Concernant le TDS, avec les données de Radarscope, lorsqu’on montait le radar de Blainville au plus haut, la signature était présente jusqu’à environ 1.5 km en altitude (5000 pieds). J’ai vérifié avec les autres radars aux alentours s’ils captaient un TDS plus haut mais ce n’était pas le cas. On peut donc supposer que les débris sont monté un peu plus haut mais pas énormément. Sur l’image suivante, on peut voir que ce type de TDS correspond généralement à une tornade EF1, mais peu aussi être rencontré lors d’une EF2.

Hauteur des TDS moyens selon la force des tornades (ligne rouge verticale = St-Adolphe d’Howard)

Le couplet de rotation de 33.5 noeuds quant à lui suggérait plutôt une tornade de force EF0/EF1. Bien que des cas ont été répertorié aussi avec ce type de couplet à EF2, c’est un peu plus rare. Avec tous les éléments que nous avons vus précédemment, on peut dire qu’il était presque certain qu’une tornade se produisait à ce moment, cependant il était difficile d’affirmer que c’était une forte tornade au moment de l’événement.

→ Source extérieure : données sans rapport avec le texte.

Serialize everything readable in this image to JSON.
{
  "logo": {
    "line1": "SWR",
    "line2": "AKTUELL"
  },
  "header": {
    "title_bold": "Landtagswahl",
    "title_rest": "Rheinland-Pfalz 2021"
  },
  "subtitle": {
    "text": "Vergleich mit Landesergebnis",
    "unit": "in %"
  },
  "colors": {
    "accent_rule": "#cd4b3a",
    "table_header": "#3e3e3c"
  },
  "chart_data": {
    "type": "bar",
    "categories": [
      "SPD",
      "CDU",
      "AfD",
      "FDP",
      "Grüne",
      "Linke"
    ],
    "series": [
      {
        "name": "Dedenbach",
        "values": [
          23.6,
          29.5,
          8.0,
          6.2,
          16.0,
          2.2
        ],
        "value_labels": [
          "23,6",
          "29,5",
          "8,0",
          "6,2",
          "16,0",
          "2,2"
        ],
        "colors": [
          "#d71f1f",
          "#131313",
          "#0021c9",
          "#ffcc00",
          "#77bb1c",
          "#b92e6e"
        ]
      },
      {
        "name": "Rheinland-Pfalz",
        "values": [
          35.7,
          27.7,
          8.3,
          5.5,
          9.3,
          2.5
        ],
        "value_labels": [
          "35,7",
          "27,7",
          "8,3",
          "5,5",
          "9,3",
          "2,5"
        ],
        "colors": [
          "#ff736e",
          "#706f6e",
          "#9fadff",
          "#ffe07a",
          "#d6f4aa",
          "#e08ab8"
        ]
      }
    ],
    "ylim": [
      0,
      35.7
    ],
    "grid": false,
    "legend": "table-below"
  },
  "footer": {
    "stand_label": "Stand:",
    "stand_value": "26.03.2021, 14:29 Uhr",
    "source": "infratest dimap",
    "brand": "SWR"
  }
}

Force moyenne des couplets de vélocité par type de tornade (Ligne rouge verticale = St-Adolphe d’Howard)

Voici quelques images des dégâts causés par la tornade EF2 prise par nos chasseurs Mathieu Lussier et Nancy Adam-Cassista. Heureusement, il n’y a eu aucun décès lors de cet événement.

Analyse faite par Pierre-Marc Doucet, membre d’Xtrem Chase Québec.